Michela Murgia, geboren 1972 in Cabras/Sardinien, studierte Theologie und unterrichtete Religion. Nach einigen Jahren in Mailand lebt sie seit kurzem wieder in Sardinien.
Rezensionen

Perlentaucher-Notiz zur Süddeutsche Zeitung-Rezension

Wirklich gegeben hat es die "Accabadora" des Titels, also die Frau, die Sterbenden zum Tode hilft, mutmaßlich nie. Was Michela Murgia in ihrem Romandebüt erzählt, ist also eher eine sardische Legende. Daran, dass dieser Roman realitätsgesättigt und so "poetisch" wie "nüchtern" (lobt Jutta Person) von der italienischen Insel und ihren Bewohnern erzählt, ändert das freilich nichts. Um Adoption geht es, um das Verlassen der Insel und um die Rückkehr, aber an keiner Stelle werde daraus ein Stück Nostalgie. Kein Wunder auch, findet Person, bei einer Autorin, die sich auf ihrer Website heftig in die Gegenwart einmischt und mit einem Tagebuch ihres Leidens als Callcenter-Mitarbeiterin debütierte.
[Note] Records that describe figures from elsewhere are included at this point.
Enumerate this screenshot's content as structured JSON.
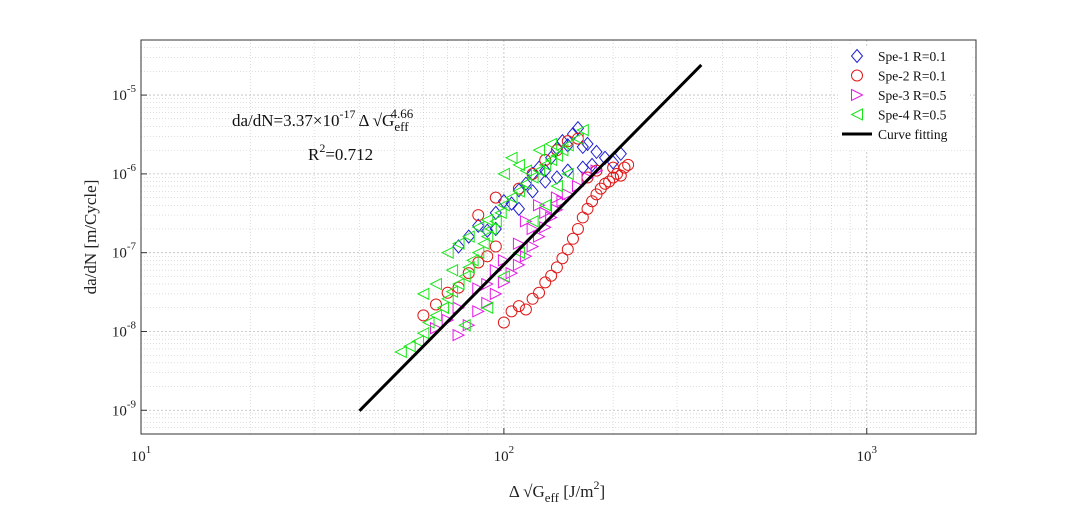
{
  "chart_data": {
    "type": "scatter",
    "xlabel": "Δ √G_eff [J/m²]",
    "xlabel_parts": {
      "base": "Δ √G",
      "sub": "eff",
      "unit": " [J/m",
      "unit_sup": "2",
      "unit_end": "]"
    },
    "ylabel": "da/dN [m/Cycle]",
    "x_scale": "log",
    "y_scale": "log",
    "xlim": [
      10,
      2000
    ],
    "ylim": [
      5e-10,
      5e-05
    ],
    "grid": true,
    "legend_position": "top-right",
    "x_ticks": [
      {
        "value": 10,
        "base": "10",
        "exp": "1"
      },
      {
        "value": 100,
        "base": "10",
        "exp": "2"
      },
      {
        "value": 1000,
        "base": "10",
        "exp": "3"
      }
    ],
    "y_ticks": [
      {
        "value": 1e-09,
        "base": "10",
        "exp": "-9"
      },
      {
        "value": 1e-08,
        "base": "10",
        "exp": "-8"
      },
      {
        "value": 1e-07,
        "base": "10",
        "exp": "-7"
      },
      {
        "value": 1e-06,
        "base": "10",
        "exp": "-6"
      },
      {
        "value": 1e-05,
        "base": "10",
        "exp": "-5"
      }
    ],
    "annotation": {
      "lhs": "da/dN=3.37×10",
      "coef_exp": "-17",
      "mid": "Δ √G",
      "sub": "eff",
      "power": "4.66",
      "r2_base": "R",
      "r2_exp": "2",
      "r2_value": "=0.712"
    },
    "fit": {
      "name": "Curve fitting",
      "coefficient": 3.37e-17,
      "exponent": 4.66,
      "x_range": [
        40,
        350
      ],
      "r2": 0.712,
      "color": "#000000"
    },
    "series": [
      {
        "name": "Spe-1 R=0.1",
        "marker": "diamond",
        "color": "#1f1fd1",
        "points": [
          [
            75,
            1.2e-07
          ],
          [
            80,
            1.6e-07
          ],
          [
            85,
            2.2e-07
          ],
          [
            90,
            1.9e-07
          ],
          [
            95,
            3.2e-07
          ],
          [
            100,
            4.5e-07
          ],
          [
            105,
            4.2e-07
          ],
          [
            110,
            6.2e-07
          ],
          [
            115,
            7.5e-07
          ],
          [
            120,
            1e-06
          ],
          [
            125,
            1.2e-06
          ],
          [
            130,
            1.1e-06
          ],
          [
            135,
            1.6e-06
          ],
          [
            140,
            2.1e-06
          ],
          [
            145,
            2.6e-06
          ],
          [
            150,
            2.3e-06
          ],
          [
            155,
            3.2e-06
          ],
          [
            160,
            3.8e-06
          ],
          [
            165,
            2.2e-06
          ],
          [
            170,
            2.4e-06
          ],
          [
            180,
            1.9e-06
          ],
          [
            190,
            1.6e-06
          ],
          [
            200,
            1.4e-06
          ],
          [
            210,
            1.8e-06
          ],
          [
            120,
            6e-07
          ],
          [
            130,
            8e-07
          ],
          [
            140,
            9e-07
          ],
          [
            150,
            1.1e-06
          ],
          [
            95,
            2e-07
          ],
          [
            110,
            3.6e-07
          ],
          [
            165,
            1.2e-06
          ],
          [
            175,
            1.3e-06
          ]
        ]
      },
      {
        "name": "Spe-2 R=0.1",
        "marker": "circle",
        "color": "#e01919",
        "points": [
          [
            60,
            1.6e-08
          ],
          [
            65,
            2.2e-08
          ],
          [
            70,
            3.1e-08
          ],
          [
            75,
            3.6e-08
          ],
          [
            80,
            5.5e-08
          ],
          [
            85,
            7.5e-08
          ],
          [
            90,
            9e-08
          ],
          [
            95,
            1.2e-07
          ],
          [
            100,
            1.3e-08
          ],
          [
            105,
            1.8e-08
          ],
          [
            110,
            2.1e-08
          ],
          [
            115,
            1.9e-08
          ],
          [
            120,
            2.6e-08
          ],
          [
            125,
            3.1e-08
          ],
          [
            130,
            4.2e-08
          ],
          [
            135,
            5.1e-08
          ],
          [
            140,
            6.5e-08
          ],
          [
            145,
            8.5e-08
          ],
          [
            150,
            1.1e-07
          ],
          [
            155,
            1.5e-07
          ],
          [
            160,
            2e-07
          ],
          [
            165,
            2.8e-07
          ],
          [
            170,
            3.6e-07
          ],
          [
            175,
            4.5e-07
          ],
          [
            180,
            5.5e-07
          ],
          [
            185,
            6.5e-07
          ],
          [
            190,
            7.5e-07
          ],
          [
            195,
            8e-07
          ],
          [
            200,
            9e-07
          ],
          [
            205,
            1e-06
          ],
          [
            210,
            9.5e-07
          ],
          [
            215,
            1.2e-06
          ],
          [
            220,
            1.3e-06
          ],
          [
            110,
            6.5e-07
          ],
          [
            120,
            1e-06
          ],
          [
            130,
            1.5e-06
          ],
          [
            140,
            2e-06
          ],
          [
            150,
            2.6e-06
          ],
          [
            160,
            2.8e-06
          ],
          [
            95,
            5e-07
          ],
          [
            85,
            3e-07
          ],
          [
            180,
            1.1e-06
          ],
          [
            170,
            9e-07
          ],
          [
            200,
            1.2e-06
          ]
        ]
      },
      {
        "name": "Spe-3 R=0.5",
        "marker": "triangle-right",
        "color": "#e619e6",
        "points": [
          [
            65,
            1.1e-08
          ],
          [
            70,
            1.4e-08
          ],
          [
            75,
            9e-09
          ],
          [
            80,
            1.2e-08
          ],
          [
            85,
            1.8e-08
          ],
          [
            90,
            2.3e-08
          ],
          [
            95,
            3e-08
          ],
          [
            100,
            4.2e-08
          ],
          [
            105,
            5.5e-08
          ],
          [
            110,
            7e-08
          ],
          [
            115,
            9e-08
          ],
          [
            120,
            1.2e-07
          ],
          [
            125,
            1.6e-07
          ],
          [
            130,
            2.1e-07
          ],
          [
            135,
            2.8e-07
          ],
          [
            140,
            3.5e-07
          ],
          [
            145,
            4.5e-07
          ],
          [
            150,
            5.5e-07
          ],
          [
            160,
            7e-07
          ],
          [
            170,
            9e-07
          ],
          [
            180,
            1.1e-06
          ],
          [
            95,
            6e-08
          ],
          [
            90,
            4e-08
          ],
          [
            100,
            8e-08
          ],
          [
            110,
            1.3e-07
          ],
          [
            120,
            2e-07
          ],
          [
            130,
            3.2e-07
          ],
          [
            140,
            5e-07
          ],
          [
            85,
            3.5e-08
          ],
          [
            75,
            2e-08
          ],
          [
            115,
            2.5e-07
          ],
          [
            125,
            4e-07
          ]
        ]
      },
      {
        "name": "Spe-4 R=0.5",
        "marker": "triangle-left",
        "color": "#19e619",
        "points": [
          [
            52,
            5.5e-09
          ],
          [
            55,
            6.5e-09
          ],
          [
            58,
            7.5e-09
          ],
          [
            60,
            9.5e-09
          ],
          [
            62,
            1.3e-08
          ],
          [
            65,
            1.6e-08
          ],
          [
            68,
            2e-08
          ],
          [
            70,
            2.6e-08
          ],
          [
            72,
            3.2e-08
          ],
          [
            75,
            4e-08
          ],
          [
            78,
            5e-08
          ],
          [
            80,
            6.5e-08
          ],
          [
            82,
            8e-08
          ],
          [
            85,
            1e-07
          ],
          [
            88,
            1.3e-07
          ],
          [
            90,
            1.6e-07
          ],
          [
            92,
            2e-07
          ],
          [
            95,
            2.5e-07
          ],
          [
            98,
            3.2e-07
          ],
          [
            100,
            4e-07
          ],
          [
            105,
            5e-07
          ],
          [
            110,
            6e-07
          ],
          [
            115,
            7.5e-07
          ],
          [
            120,
            9e-07
          ],
          [
            125,
            1.1e-06
          ],
          [
            130,
            1.3e-06
          ],
          [
            135,
            1.5e-06
          ],
          [
            140,
            1.7e-06
          ],
          [
            145,
            2e-06
          ],
          [
            150,
            2.3e-06
          ],
          [
            160,
            2.8e-06
          ],
          [
            165,
            3.6e-06
          ],
          [
            70,
            1e-07
          ],
          [
            75,
            1.3e-07
          ],
          [
            80,
            1.6e-07
          ],
          [
            85,
            2.1e-07
          ],
          [
            90,
            2.6e-07
          ],
          [
            100,
            1e-06
          ],
          [
            110,
            1.3e-06
          ],
          [
            115,
            1.1e-06
          ],
          [
            105,
            1.6e-06
          ],
          [
            90,
            2e-08
          ],
          [
            100,
            5e-08
          ],
          [
            110,
            1e-07
          ],
          [
            120,
            2.5e-07
          ],
          [
            130,
            4e-07
          ],
          [
            140,
            7e-07
          ],
          [
            150,
            1e-06
          ],
          [
            78,
            1.2e-08
          ],
          [
            65,
            4e-08
          ],
          [
            60,
            3e-08
          ],
          [
            72,
            6e-08
          ],
          [
            125,
            2e-06
          ],
          [
            135,
            2.4e-06
          ]
        ]
      }
    ]
  }
}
© Perlentaucher Medien GmbH

Frankfurter Allgemeine Zeitung - Rezension
Frankfurter Allgemeine Zeitung | Besprechung von 09.04.2010

Es ist eine Schneiderin, die heißt Tod
Sardiniens Mythen: Michela Murgias dichtes Debüt

In abgelegenen, kargen, sonnenversengten Landstrichen brodelt unter dem Firnis der Zivilisation eine archaische Welt - seit mehr als hundert Jahren ist dies ein fruchtbares Thema der italienischen Literatur, von Giovanni Verga bis Carlo Levi. Zu den Territorien des Archaischen zählt Sardinien, die geographisch und sprachlich isolierte Insel, stummes Gegenstück zur alten Kulturregion Sizilien.
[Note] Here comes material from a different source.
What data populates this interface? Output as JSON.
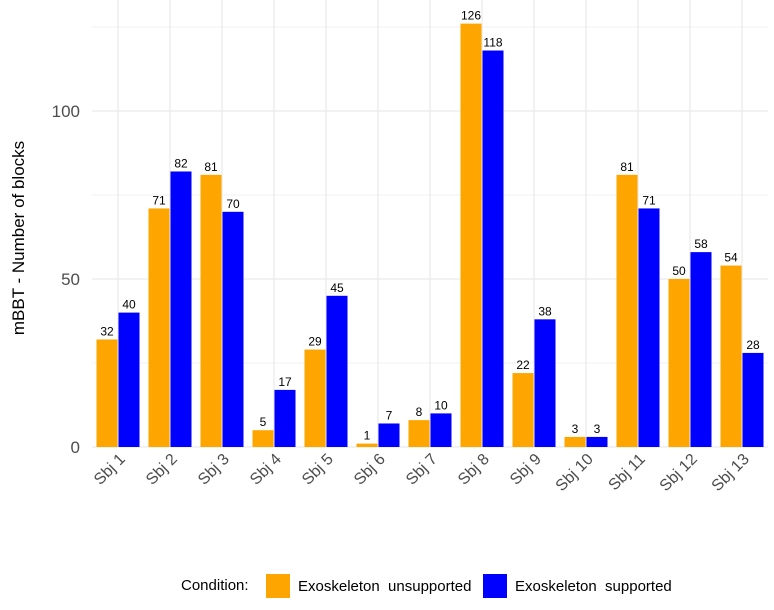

Michela Murgia wählt in ihrem Erstlingsroman "Accabadora" zwei der urtümlichen sardischen Bräuche als zentrale Motive: Das Kind einer armen Mutter kann als "Kind der Seele" (fillus de anima beziehungsweise fill'e anima) von einer begüterten, kinderlosen Frau adoptiert werden. Die titelgebende Accabadora hingegen ist eine (vielleicht mythische) Frauenfigur, eine Art Magierin, die Siechenden auf Wunsch Sterbehilfe leistet.
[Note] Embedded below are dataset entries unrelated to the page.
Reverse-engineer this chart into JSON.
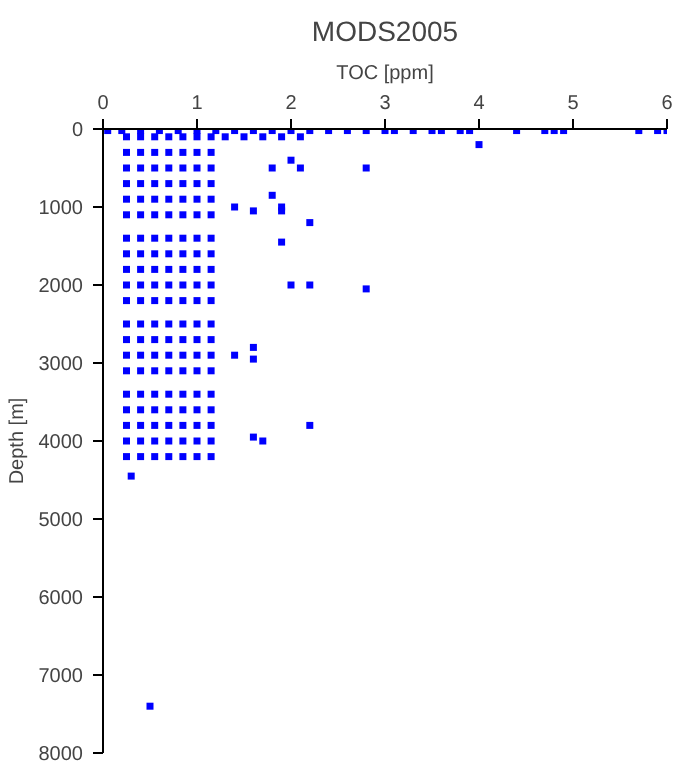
{
  "chart_data": {
    "type": "scatter",
    "title": "MODS2005",
    "xlabel": "TOC [ppm]",
    "ylabel": "Depth [m]",
    "xlim": [
      0,
      6
    ],
    "xticks": [
      0,
      1,
      2,
      3,
      4,
      5,
      6
    ],
    "ylim": [
      8000,
      0
    ],
    "yticks": [
      0,
      1000,
      2000,
      3000,
      4000,
      5000,
      6000,
      7000,
      8000
    ],
    "grid": false,
    "marker": "square",
    "series": [
      {
        "color": "#0000ff",
        "x": [
          0.25,
          0.4,
          0.55,
          0.7,
          0.85,
          1.0,
          1.15,
          0.25,
          0.4,
          0.55,
          0.7,
          0.85,
          1.0,
          1.15,
          0.25,
          0.4,
          0.55,
          0.7,
          0.85,
          1.0,
          1.15,
          0.25,
          0.4,
          0.55,
          0.7,
          0.85,
          1.0,
          1.15,
          0.25,
          0.4,
          0.55,
          0.7,
          0.85,
          1.0,
          1.15,
          0.25,
          0.4,
          0.55,
          0.7,
          0.85,
          1.0,
          1.15,
          0.25,
          0.4,
          0.55,
          0.7,
          0.85,
          1.0,
          1.15,
          0.25,
          0.4,
          0.55,
          0.7,
          0.85,
          1.0,
          1.15,
          0.25,
          0.4,
          0.55,
          0.7,
          0.85,
          1.0,
          1.15,
          0.25,
          0.4,
          0.55,
          0.7,
          0.85,
          1.0,
          1.15,
          0.25,
          0.4,
          0.55,
          0.7,
          0.85,
          1.0,
          1.15,
          0.25,
          0.4,
          0.55,
          0.7,
          0.85,
          1.0,
          1.15,
          0.25,
          0.4,
          0.55,
          0.7,
          0.85,
          1.0,
          1.15,
          0.25,
          0.4,
          0.55,
          0.7,
          0.85,
          1.0,
          1.15,
          0.25,
          0.4,
          0.55,
          0.7,
          0.85,
          1.0,
          1.15,
          0.25,
          0.4,
          0.55,
          0.7,
          0.85,
          1.0,
          1.15,
          0.25,
          0.4,
          0.55,
          0.7,
          0.85,
          1.0,
          1.15,
          0.25,
          0.4,
          0.55,
          0.7,
          0.85,
          1.0,
          1.15,
          0.25,
          0.4,
          0.55,
          0.7,
          0.85,
          1.0,
          1.15,
          0.25,
          0.4,
          0.55,
          0.7,
          0.85,
          1.0,
          1.15,
          0.05,
          0.2,
          0.4,
          0.6,
          0.8,
          1.0,
          1.2,
          1.4,
          1.6,
          1.8,
          2.0,
          2.2,
          2.4,
          2.6,
          2.8,
          3.0,
          3.1,
          3.3,
          3.5,
          3.6,
          3.8,
          3.9,
          4.4,
          4.7,
          4.8,
          4.9,
          5.7,
          5.9,
          6.0,
          1.3,
          1.5,
          1.7,
          1.9,
          2.1,
          4.0,
          1.8,
          2.0,
          2.1,
          2.8,
          1.8,
          1.9,
          1.9,
          1.4,
          1.6,
          2.2,
          1.9,
          2.0,
          2.2,
          2.8,
          1.4,
          1.6,
          1.6,
          2.2,
          1.6,
          1.7,
          0.3,
          0.5
        ],
        "values": [
          100,
          100,
          100,
          100,
          100,
          100,
          100,
          300,
          300,
          300,
          300,
          300,
          300,
          300,
          500,
          500,
          500,
          500,
          500,
          500,
          500,
          700,
          700,
          700,
          700,
          700,
          700,
          700,
          900,
          900,
          900,
          900,
          900,
          900,
          900,
          1100,
          1100,
          1100,
          1100,
          1100,
          1100,
          1100,
          1400,
          1400,
          1400,
          1400,
          1400,
          1400,
          1400,
          1600,
          1600,
          1600,
          1600,
          1600,
          1600,
          1600,
          1800,
          1800,
          1800,
          1800,
          1800,
          1800,
          1800,
          2000,
          2000,
          2000,
          2000,
          2000,
          2000,
          2000,
          2200,
          2200,
          2200,
          2200,
          2200,
          2200,
          2200,
          2500,
          2500,
          2500,
          2500,
          2500,
          2500,
          2500,
          2700,
          2700,
          2700,
          2700,
          2700,
          2700,
          2700,
          2900,
          2900,
          2900,
          2900,
          2900,
          2900,
          2900,
          3100,
          3100,
          3100,
          3100,
          3100,
          3100,
          3100,
          3400,
          3400,
          3400,
          3400,
          3400,
          3400,
          3400,
          3600,
          3600,
          3600,
          3600,
          3600,
          3600,
          3600,
          3800,
          3800,
          3800,
          3800,
          3800,
          3800,
          3800,
          4000,
          4000,
          4000,
          4000,
          4000,
          4000,
          4000,
          4200,
          4200,
          4200,
          4200,
          4200,
          4200,
          4200,
          20,
          20,
          20,
          20,
          20,
          20,
          20,
          20,
          20,
          20,
          20,
          20,
          20,
          20,
          20,
          20,
          20,
          20,
          20,
          20,
          20,
          20,
          20,
          20,
          20,
          20,
          20,
          20,
          20,
          100,
          100,
          100,
          100,
          100,
          200,
          500,
          400,
          500,
          500,
          850,
          1000,
          1050,
          1000,
          1050,
          1200,
          1450,
          2000,
          2000,
          2050,
          2900,
          2800,
          2950,
          3800,
          3950,
          4000,
          4450,
          7400
        ]
      }
    ]
  }
}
Die Heldin von "Accabadora" sieht sich mit beiden Institutionen konfrontiert: Maria Listru, sechs Jahre, wird von ihrer Mutter Anna Teresa, einer Witwe, die "bitterarm" und kinderreich ist, der relativ wohlhabenden Bonaria Urrai, Schneiderin des (fiktiven) Ortes Soreni, anvertraut; wir befinden uns in den fünfziger Jahren. Bonaria ist, wie Maria später erfährt, eine Accabadora, eine schwarz gekleidete Frau, die des Nachts verzweifelten Todkranken Kruzifixe und Heiligenbilder aus dem Zimmer entfernt, weil diese sie zurückhalten könnten, sie mit Rauchschwaden betäubt und schließlich erstickt.

Starke Frauenfiguren bestimmen den Roman, Maria steht unter der Obhut von gleich zwei Mütterpaaren: So konkurrieren die schlichte Anna Teresa, die den Sinn eines Schulbesuchs nicht einsieht, und die ehrgeizigere Schneiderin miteinander. Bonaria "in ihrem langen traditionellen Rock und dem schwarzen Schultertuch" wiederum trifft in Maestra Luciana, Marias Lehrerin, auf ihr fortschrittliches Gegenstück. Zentral ist immer das Verhältnis Marias zu ihrer Ziehmutter und damit zur archaischen Welt. Ein Konflikt bricht aus, als ein Freund verkrüppelt wird und sich mit Hilfe der Accabadora das Leben nimmt. Die hier aufgeworfene Frage nach dem Recht auf selbstbestimmtes Sterben ist natürlich zeitlos aktuell.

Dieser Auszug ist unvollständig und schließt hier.